Audio bases take the HF-snapshot path (audio architectures aren't on llama.cpp's roadmap, so GGUF isn't available):

dlm export my-audio.dlm

Writes to ~/.dlm/store/<dlm_id>/exports/hf-audio-snapshot/:

hf-audio-snapshot/
  adapter/                  # PEFT LoRA weights
  processor/                # AutoProcessor config + feature extractor
  snapshot_manifest.json    # export_target=hf_snapshot + sha256s
  README.md                 # how to load downstream

Load on the other side:

from transformers import Qwen2AudioForConditionalGeneration, AutoProcessor
from peft import PeftModel

base = Qwen2AudioForConditionalGeneration.from_pretrained(
    "Qwen/Qwen2-Audio-7B-Instruct",
)
model = PeftModel.from_pretrained(base, "./adapter")
processor = AutoProcessor.from_pretrained("./processor")

The base isn't bundled — recipients download it on first use.

Troubleshooting

"audio not found: clips/your-clip.wav"

The --audio scaffold points at a placeholder; drop a real clip at that path or edit the ::audio path="...":: fence.

"native sample_rate=44100 Hz does not match pinned 16000 Hz"

Your clip is at 44.1 kHz (CD rate) but Qwen2-Audio expects 16 kHz.
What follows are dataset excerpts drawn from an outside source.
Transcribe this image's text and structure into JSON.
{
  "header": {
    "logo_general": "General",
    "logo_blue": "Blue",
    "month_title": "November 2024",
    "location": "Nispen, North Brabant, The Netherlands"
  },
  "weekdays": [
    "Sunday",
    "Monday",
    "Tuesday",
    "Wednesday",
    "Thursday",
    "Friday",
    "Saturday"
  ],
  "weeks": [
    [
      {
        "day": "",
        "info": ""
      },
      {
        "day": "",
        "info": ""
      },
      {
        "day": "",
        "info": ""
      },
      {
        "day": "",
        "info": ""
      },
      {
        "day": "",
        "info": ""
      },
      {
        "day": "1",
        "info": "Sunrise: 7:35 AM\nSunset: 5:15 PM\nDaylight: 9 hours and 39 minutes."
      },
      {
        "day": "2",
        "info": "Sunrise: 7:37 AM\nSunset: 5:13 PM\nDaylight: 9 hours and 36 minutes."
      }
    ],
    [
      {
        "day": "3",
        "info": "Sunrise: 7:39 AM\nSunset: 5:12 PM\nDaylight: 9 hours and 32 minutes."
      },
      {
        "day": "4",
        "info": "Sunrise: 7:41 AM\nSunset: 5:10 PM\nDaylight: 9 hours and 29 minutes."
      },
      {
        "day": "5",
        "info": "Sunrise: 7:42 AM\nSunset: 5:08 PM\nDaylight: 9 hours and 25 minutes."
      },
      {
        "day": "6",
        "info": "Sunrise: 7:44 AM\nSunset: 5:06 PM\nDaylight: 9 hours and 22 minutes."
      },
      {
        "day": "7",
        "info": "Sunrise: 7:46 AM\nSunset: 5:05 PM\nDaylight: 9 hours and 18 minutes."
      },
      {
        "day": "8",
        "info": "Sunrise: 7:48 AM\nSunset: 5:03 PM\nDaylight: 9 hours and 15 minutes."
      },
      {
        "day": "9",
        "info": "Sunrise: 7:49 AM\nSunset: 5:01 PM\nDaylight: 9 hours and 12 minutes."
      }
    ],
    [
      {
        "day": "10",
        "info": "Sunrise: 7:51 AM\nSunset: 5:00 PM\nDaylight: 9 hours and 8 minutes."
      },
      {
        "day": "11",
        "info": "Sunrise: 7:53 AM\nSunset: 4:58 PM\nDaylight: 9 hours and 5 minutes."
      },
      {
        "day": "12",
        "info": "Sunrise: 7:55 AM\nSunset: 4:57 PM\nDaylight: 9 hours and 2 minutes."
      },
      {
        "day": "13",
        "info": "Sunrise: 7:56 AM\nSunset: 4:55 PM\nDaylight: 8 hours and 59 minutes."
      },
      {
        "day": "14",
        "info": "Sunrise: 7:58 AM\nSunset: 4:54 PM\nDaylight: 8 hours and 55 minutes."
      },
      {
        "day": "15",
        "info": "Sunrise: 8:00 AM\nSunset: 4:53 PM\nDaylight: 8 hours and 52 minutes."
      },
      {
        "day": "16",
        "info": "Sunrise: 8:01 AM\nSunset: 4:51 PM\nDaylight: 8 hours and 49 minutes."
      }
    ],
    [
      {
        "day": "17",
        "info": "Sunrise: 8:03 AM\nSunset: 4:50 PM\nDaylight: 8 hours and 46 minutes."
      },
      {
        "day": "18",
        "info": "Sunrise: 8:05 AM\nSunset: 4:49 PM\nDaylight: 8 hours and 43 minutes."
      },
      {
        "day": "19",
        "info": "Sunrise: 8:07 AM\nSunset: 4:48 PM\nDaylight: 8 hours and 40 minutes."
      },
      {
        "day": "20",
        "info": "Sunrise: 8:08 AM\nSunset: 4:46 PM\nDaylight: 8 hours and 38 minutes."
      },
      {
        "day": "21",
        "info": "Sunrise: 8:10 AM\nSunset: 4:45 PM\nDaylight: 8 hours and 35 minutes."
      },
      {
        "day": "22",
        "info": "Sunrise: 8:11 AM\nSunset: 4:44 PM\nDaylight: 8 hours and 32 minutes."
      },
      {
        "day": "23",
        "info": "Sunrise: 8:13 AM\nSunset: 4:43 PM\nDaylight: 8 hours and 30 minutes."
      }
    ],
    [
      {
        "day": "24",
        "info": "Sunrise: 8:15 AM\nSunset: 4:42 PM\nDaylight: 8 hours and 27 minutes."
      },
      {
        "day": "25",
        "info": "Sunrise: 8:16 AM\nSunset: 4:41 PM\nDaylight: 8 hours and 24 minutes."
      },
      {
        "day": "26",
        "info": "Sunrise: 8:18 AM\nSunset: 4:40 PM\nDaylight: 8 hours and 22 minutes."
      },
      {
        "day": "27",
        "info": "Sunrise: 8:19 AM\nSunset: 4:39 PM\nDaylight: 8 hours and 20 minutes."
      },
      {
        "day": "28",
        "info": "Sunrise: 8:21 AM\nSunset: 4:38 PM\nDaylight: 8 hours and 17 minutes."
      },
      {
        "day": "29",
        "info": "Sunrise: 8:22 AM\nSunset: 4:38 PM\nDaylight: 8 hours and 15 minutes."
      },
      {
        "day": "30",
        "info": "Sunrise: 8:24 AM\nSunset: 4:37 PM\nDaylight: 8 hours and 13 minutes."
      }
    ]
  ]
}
Either re-encode manually:

ffmpeg -i in.wav -ar 16000 out.wav

Or opt into on-the-fly resampling by setting training.audio.auto_resample: true in the frontmatter. The error message from the trainer now names this knob directly.

"AudioResampleUnavailable: requires either soxr or scipy"

You set auto_resample: true but neither resampler is importable. Install one: pip install soxr (recommended, ships with the dlm[audio] extra) or pip install scipy as a pure-Python fallback.

"audio-language base requires at least one --audio PATH"

You ran dlm prompt on an audio .dlm without attaching a clip. Audio bases always expect a waveform — even a throwaway question about transcript content needs an audio input to anchor the placeholder token.

"AUDIO section has empty transcript"

Both the inline transcript="..." form and the sibling <stem>.txt form must produce a non-empty transcript. Whitespace-only transcripts are refused (the trainer has no target text to predict).

Disk / memory issues

Qwen2-Audio-7B is ~15 GB on disk and another ~15 GB in memory at fp16. Close other GPU consumers, use --max-steps 1 to dry-run, or wait for the audio-QLoRA path (deferred).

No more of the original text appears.